He never knows who will pan out and just hopes he can find people to commit to the team and the sport.
"If they have the ability, it's easier to be good," Youtz said, adding that some kids scratch the surface and discover they have talent. "We didn't know what to expect [from Katie]."
He has seen enough that now, just a short two years later, Seigle is one of the top runners for the Lady Lions, with a realistic goal of qualifying for the state championship meet to close out her high school cross country career.
All of that started because of she decided to help out her sister and a teacher in a jam. While those reasons were crucial in getting Seigle to come out for the team, different ones kept her coming back for more.
"I found I really liked the people, and had some really supportive teammates," Seigle said. "I also realized that I wasn't so bad."

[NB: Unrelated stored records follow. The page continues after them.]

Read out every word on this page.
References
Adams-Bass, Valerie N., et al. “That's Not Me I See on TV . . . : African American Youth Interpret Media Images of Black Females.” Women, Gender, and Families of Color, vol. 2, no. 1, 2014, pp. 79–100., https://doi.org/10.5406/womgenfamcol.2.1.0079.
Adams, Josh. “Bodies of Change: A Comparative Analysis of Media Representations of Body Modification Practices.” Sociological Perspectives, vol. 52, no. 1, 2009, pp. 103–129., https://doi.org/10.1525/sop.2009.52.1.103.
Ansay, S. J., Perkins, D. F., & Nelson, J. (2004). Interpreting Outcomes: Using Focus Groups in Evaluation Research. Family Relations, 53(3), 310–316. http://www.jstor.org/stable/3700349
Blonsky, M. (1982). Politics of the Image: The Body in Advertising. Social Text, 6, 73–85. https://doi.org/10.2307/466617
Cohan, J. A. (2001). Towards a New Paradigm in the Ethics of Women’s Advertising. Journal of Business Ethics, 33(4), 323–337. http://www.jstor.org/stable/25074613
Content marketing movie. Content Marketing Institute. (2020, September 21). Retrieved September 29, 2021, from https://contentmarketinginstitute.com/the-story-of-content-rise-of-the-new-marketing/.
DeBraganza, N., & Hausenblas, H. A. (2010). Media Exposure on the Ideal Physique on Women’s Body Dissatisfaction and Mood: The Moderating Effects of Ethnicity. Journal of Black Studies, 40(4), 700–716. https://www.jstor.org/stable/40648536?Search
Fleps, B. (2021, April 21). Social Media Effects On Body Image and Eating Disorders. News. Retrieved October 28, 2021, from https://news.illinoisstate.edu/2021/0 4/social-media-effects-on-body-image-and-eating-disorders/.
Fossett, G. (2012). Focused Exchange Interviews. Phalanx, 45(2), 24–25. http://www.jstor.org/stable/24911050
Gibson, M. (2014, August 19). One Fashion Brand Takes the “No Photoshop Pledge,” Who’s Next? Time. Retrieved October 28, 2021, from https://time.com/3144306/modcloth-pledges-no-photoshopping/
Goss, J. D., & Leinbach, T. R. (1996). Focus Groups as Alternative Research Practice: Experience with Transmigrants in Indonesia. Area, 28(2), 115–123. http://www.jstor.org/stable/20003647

With a shot of confidence raising her spirits, Seigle began to attack the sport with vigor, intent on improving herself through old-fashioned hard work, wanting to make a greater impact in the sport. It meant some different competition for Seigle.
"Over the summer, I tried to run every day," Seigle said. "Once the cross country workouts began, I wanted to do a little more, do what the boys did, or at least more than the girls' workout."
Such dedication paid off her junior year with some remarkable numbers for a second-year performer, showing how quickly she adapted to the sport.
"I dropped eight minutes off my time," Seigle said.
Instead of running in the 30-minute range, Seigle was breaking 25 minutes with ease, and found her confidence booming. Mollie was getting a run for her money.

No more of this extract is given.